We conducted five independent training runs of our model and report the mean and standard deviation of key metrics in the table below. The results show low variance across runs, indicating that our method exhibits strong statistical robustness.

Method	NC	DAC	EP	TTC	Comf	PDMS
Baseline	97.9	97.3	84.0	93.6	100.0	88.8
Ours	98.27 ± 0.17	98.13 ± 0.05	84.17 ± 0.34	94.43 ± 0.26	99.97 ± 0.05	89.77 ± 0.17

[L2] Fixed Perception Backbone

As shown in the table below, we replaced the vision backbone of the policy model with more powerful architectures, including V2-99 [3] and ViT-L. The results show that our method consistently outperforms previous SOTA methods. Moreover, applying DPO fine-tuning further improves performance across all backbone configurations, demonstrating the generality and scalability of our approach. We will include these experimental results and analysis in the revised version.

Method	Backbone	NC	DAC	EP	TTC	Comf	PDMS
GoalFlow	V2-99	98.4	98.3	85.0	94.6	100.0	90.3
Hydra-MDP-B	V2-99	98.4	97.8	86.5	93.9	100.0	90.3
Hydra-MDP-C	V2-99 & ViT-L	98.7	98.2	86.5	95.0	100.0	91.0
Hydra-MDP++	V2-99	98.6	98.6	85.7	95.1	100.0	91.0
Ours (w/o DPO)	V2-99	98.6	98.7	84.7	95.0	99.9	90.5
Ours	V2-99	98.9	99.1	85.2	95.9	100.0	91.4

Method	Backbone	NC	DAC	EP	TTC	Comf	PDMS
Hydra-MDP-A	ViT-L	98.4	97.7	85.0	94.5	100.0	89.9
Ours (w/o DPO)	ViT-L	98.2	98.1	84.1	94.0	100.0	89.6
Ours	ViT-L	98.5	99.0	84.0	95.0	100.0	90.3

[1] Jia, Xiaosong, et al. "Bench2drive: Towards multi-ability benchmarking of closed-loop end-to-end autonomous driving." NeurIPS 2024.

[2] Li, Yongkang, et al. "ReCogDrive: A Reinforced Cognitive Framework for End-to-End Autonomous Driving." arXiv:2506.08052.

[3] Lee, Youngwan, and Jongyoul Park. "Centermask: Real-time anchor-free instance segmentation." CVPR 2020.

最终决定Accept (poster)

2025-09-17

This paper proposes a two-stage policy learning framework called DriveDPO for end-to-end autonomous driving. The proposed framework uses both imitation learning and rule-based safety signals and refines the policy using DPO. The overall framework achieves good performance on the NAVSIM benchmark, with noticeable improvement on safety-related metrics.

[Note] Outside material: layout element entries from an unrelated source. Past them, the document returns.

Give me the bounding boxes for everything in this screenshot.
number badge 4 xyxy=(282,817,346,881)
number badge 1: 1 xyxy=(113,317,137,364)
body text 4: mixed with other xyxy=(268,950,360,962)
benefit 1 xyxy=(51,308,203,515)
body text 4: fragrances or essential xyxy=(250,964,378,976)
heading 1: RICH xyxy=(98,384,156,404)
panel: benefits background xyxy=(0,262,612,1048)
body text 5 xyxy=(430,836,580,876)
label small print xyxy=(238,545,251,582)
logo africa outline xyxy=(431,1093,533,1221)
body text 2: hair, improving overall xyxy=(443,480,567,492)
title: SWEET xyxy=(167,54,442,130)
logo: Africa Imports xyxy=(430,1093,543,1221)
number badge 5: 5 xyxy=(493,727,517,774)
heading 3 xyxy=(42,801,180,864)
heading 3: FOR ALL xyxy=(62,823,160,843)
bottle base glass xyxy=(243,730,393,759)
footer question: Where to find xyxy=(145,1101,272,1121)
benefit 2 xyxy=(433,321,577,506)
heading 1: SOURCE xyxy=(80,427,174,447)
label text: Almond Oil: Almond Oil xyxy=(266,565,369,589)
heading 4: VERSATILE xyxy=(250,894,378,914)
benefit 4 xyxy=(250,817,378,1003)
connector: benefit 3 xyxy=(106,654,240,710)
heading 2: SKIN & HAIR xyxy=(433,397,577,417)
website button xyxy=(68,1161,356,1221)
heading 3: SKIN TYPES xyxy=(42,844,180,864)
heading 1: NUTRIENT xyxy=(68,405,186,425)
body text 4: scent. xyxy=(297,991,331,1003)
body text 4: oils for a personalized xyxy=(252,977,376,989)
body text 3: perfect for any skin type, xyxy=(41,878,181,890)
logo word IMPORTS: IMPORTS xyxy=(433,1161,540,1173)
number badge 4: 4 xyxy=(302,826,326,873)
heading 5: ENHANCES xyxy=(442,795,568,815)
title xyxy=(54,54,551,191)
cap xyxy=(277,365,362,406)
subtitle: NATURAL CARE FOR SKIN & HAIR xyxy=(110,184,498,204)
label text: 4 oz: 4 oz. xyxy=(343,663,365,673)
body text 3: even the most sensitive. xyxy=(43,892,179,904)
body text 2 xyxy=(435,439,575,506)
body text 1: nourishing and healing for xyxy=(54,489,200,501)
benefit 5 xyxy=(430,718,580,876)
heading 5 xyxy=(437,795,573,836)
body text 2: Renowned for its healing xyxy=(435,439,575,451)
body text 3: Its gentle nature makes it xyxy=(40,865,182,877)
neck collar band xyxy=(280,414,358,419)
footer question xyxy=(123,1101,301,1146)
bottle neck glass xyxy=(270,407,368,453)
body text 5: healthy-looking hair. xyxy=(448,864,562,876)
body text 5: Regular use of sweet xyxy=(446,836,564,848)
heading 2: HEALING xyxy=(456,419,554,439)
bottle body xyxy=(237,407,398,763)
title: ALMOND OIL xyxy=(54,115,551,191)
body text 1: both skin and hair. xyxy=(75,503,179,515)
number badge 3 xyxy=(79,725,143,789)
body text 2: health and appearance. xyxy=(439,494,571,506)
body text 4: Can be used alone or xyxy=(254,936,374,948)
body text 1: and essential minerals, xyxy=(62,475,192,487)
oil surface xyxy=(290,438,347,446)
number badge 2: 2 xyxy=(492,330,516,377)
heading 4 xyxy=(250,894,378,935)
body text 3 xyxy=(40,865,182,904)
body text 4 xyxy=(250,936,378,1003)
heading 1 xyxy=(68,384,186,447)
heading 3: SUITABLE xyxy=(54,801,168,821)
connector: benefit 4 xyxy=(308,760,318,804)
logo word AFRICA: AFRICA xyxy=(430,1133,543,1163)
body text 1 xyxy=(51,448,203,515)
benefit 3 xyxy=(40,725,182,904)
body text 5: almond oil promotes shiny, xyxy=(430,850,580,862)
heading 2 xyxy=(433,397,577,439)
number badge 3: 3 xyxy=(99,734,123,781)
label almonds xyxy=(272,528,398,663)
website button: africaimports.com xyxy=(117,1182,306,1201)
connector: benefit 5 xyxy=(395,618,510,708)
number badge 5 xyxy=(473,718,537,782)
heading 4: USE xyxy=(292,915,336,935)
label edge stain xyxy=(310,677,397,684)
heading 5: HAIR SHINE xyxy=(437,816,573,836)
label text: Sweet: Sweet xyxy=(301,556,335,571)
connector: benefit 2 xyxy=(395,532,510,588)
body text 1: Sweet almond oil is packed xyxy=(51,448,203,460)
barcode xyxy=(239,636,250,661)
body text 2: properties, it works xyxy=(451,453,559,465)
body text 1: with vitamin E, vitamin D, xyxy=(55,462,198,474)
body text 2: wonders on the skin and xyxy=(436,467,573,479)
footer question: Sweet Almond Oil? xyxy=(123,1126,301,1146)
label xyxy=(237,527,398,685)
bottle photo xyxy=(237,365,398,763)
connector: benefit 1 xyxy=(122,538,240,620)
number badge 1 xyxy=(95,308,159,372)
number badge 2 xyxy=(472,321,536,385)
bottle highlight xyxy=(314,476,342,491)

The paper received generally positive feedback. The reviewers acknowledged its logical design and the performance of DriveDPO on the NAVSIM benchmark. There are also some concerns regarding this paper, specifically

The novelty of the paper seems limited. It is built upon the Transfuser backbone, anchor vocabulary from VADv2, and the use of DPO and and rule-based score with imitation learning score is also trivial.
The performance improvement does not seem to be very impressive. The proposed method uses additional rule-based information for policy learning, while many other baselines do not use such extra information, making the comparison not that fair for other baselines. Its performance suffers from a noticeable drop when removing rule-based signals (Table 2). Moreover, the improvement from adding DPO also seems pretty marginal (Table 1).

I encourage the authors to include the closed-loop evaluation results as well as some of the discussions during rebuttal in the final version of the paper.